The ABS said private sector wages grew by 0.62%, the fastest pace since early 2014. Public sector wages grew by a slightly slower 0.6% over the quarter, down from 0.68% in the three months to September. It was the slowest quarterly increase since Q3 2017.

Over the year, private sector wages rose by 2.29%, the fastest increase in four years. However, that was still below the 2.53% lift seen in public sector wages over the same period.

Helping to explain why both the quarterly and year-ended figures for public and private sector wages were above the national reading, the ABS noted that: “the published index numbers have been rounded to one decimal place, and the percentage changes are calculated from the rounded index numbers. In some cases, this can result in the percentage change for the total level of a group of indexes being outside the range of the percentage changes for the component level indexes”.

Without adjustments for seasonal patterns, the ABS said that growth ranged from 1.6% for information media and telecommunication services workers to 2.8% for those employed in electricity, gas, water and waste services and health care and social assistance industries.

The chart below from the ABS shows the quarterly and year-ended change in industry wages in original terms. The x-axis yet again provides an unwelcome reminder of just how fast wage increases used to be in Australia.

ABS

By state and territory, Western Australia once again recorded the lowest increase over the year, lifting by 1.6%. In contrast, workers in Victoria saw an average increase of 2.7%, the fastest pace across the country.

Wage growth in New South Wales also grew by 2.4% over the year. Like Victoria, wage growth in Australia’s most populous state appears to be accelerating slowly.

That’s important as they currently have the lowest state unemployment rates in Australia. Many believe full employment in these locations has already been hit or breached, an outcome that usually leads to an acceleration in wage pressures as worker shortages begin to mount.

The recent trends suggest that’s now beginning to take place. Slowly.

By sector, annual wage growth ranged from 1.6% in the Northern Territory to as high as 2.9% in Tasmania. For the public sector, workers in the Northern Territory recorded the largest increase at 3.4%, more than double the 1.4% pace seen in the Western Australia.
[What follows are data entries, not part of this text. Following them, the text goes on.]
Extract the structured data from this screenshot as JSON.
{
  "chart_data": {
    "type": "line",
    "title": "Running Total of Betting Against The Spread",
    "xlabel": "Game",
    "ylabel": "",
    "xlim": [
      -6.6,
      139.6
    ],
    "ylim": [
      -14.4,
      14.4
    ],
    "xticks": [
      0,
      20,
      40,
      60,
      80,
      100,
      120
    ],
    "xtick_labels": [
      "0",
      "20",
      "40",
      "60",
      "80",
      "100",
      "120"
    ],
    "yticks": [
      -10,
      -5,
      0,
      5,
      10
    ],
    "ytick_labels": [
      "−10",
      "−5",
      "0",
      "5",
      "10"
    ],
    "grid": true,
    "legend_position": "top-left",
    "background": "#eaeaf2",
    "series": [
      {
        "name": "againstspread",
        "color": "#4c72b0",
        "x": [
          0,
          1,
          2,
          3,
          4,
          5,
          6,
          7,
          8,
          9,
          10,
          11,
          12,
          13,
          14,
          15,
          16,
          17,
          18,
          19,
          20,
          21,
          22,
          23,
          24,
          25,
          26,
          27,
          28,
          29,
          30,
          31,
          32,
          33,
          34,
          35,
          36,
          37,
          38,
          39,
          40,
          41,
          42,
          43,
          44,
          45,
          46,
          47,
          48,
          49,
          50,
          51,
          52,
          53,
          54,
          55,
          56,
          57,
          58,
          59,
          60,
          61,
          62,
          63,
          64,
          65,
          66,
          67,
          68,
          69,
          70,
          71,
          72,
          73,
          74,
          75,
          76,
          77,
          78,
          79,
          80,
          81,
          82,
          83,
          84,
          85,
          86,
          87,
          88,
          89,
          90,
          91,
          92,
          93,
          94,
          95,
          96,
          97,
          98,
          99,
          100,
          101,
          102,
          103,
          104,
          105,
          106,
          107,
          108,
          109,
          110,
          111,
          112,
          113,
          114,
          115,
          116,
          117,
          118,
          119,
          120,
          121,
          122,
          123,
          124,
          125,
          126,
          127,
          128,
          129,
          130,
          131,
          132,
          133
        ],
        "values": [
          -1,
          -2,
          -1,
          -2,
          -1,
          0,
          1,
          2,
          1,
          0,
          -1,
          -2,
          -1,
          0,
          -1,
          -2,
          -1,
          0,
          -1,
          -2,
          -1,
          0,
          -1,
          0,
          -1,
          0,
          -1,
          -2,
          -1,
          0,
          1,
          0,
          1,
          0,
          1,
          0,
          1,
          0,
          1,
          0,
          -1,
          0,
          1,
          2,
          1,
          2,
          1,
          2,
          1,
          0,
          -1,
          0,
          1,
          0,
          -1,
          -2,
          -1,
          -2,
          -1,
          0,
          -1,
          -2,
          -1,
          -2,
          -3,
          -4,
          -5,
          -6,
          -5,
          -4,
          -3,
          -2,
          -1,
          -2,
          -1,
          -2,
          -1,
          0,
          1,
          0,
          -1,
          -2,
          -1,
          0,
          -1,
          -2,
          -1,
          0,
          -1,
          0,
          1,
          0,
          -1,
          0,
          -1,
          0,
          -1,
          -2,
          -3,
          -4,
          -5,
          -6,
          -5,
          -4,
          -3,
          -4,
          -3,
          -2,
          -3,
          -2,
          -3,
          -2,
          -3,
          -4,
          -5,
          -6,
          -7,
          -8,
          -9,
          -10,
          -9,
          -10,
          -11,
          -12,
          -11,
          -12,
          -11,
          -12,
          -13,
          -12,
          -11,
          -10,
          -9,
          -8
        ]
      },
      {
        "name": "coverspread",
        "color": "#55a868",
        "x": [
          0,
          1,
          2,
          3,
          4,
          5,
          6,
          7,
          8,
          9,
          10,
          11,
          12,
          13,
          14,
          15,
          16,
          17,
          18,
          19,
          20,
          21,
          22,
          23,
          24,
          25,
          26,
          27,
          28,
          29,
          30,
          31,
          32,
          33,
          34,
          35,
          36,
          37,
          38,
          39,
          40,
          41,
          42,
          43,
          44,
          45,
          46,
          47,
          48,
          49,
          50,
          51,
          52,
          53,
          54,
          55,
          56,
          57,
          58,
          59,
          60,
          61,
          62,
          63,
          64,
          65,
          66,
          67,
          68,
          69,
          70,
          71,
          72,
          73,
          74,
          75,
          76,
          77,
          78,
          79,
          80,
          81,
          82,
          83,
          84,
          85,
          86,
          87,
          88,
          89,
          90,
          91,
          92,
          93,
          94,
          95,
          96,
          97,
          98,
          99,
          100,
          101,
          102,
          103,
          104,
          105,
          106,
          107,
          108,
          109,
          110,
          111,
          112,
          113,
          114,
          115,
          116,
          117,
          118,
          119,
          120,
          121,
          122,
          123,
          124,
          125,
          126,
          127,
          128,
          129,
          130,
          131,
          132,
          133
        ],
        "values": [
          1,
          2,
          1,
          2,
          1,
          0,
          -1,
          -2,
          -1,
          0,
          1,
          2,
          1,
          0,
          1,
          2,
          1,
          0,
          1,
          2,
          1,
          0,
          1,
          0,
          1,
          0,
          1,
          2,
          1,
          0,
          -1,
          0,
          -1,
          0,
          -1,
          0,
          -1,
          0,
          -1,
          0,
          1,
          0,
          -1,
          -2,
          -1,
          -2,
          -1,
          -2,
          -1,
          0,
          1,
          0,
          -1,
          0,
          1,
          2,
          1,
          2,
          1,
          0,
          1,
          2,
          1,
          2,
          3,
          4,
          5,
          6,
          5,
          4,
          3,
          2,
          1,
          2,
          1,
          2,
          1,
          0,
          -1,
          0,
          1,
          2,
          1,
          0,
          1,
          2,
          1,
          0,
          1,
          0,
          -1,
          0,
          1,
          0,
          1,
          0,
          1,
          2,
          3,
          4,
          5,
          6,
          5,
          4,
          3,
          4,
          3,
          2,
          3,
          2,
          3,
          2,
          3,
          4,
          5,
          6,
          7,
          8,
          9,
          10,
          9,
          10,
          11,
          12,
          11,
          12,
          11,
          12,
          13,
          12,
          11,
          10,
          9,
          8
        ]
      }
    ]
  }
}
While full employment may have been reached in New South Wales and Victoria, at 5%, Ben Udy at Capital Economics says today’s data suggests full employment still has yet to be reached nationally.

“We suspect that the natural rate of unemployment has declined in recent years and actually sits closer to 4.0%,” he says. “That would mean that the current unemployment rate of 5.0% is still well above the natural rate.”

Given a plethora of downside risks facing the Australian economy this year, Udy is doubtful whether there’ll be any acceleration in wage growth this year.

“Our view is that the housing downturn and weakness in the wider economy will mean that the unemployment rate may rise this year. If we’re right, it’s hard to see wage growth picking up pace anytime soon,” he says.

Others such as Jeremy Thorpe, Chief Economist at PwC, share a similar view.

“Even with unemployment at 5% in December, the lowest level since June 2011, we are still above the level required to meaningfully lift wage pressures,” he says.

“This is not helped by persistently elevated underemployment levels — where people have jobs but have an interest in working more hours.”

Thorpe says today’s report is unlikely to see financial markets abandon the view that the RBA will need to cut Australia’s cash rate by the middle of next year.

“With financial markets having fully priced in the RBA cutting Australia’s cash rate by the middle of next year, today’s result is unlikely to shift these expectations,” he says.

“Ongoing below-trend wages growth is the linchpin that continues to suppress consumer spending and inflation, driving reduced savings growth and reinforces the concern about cost-of-living for many Australians.”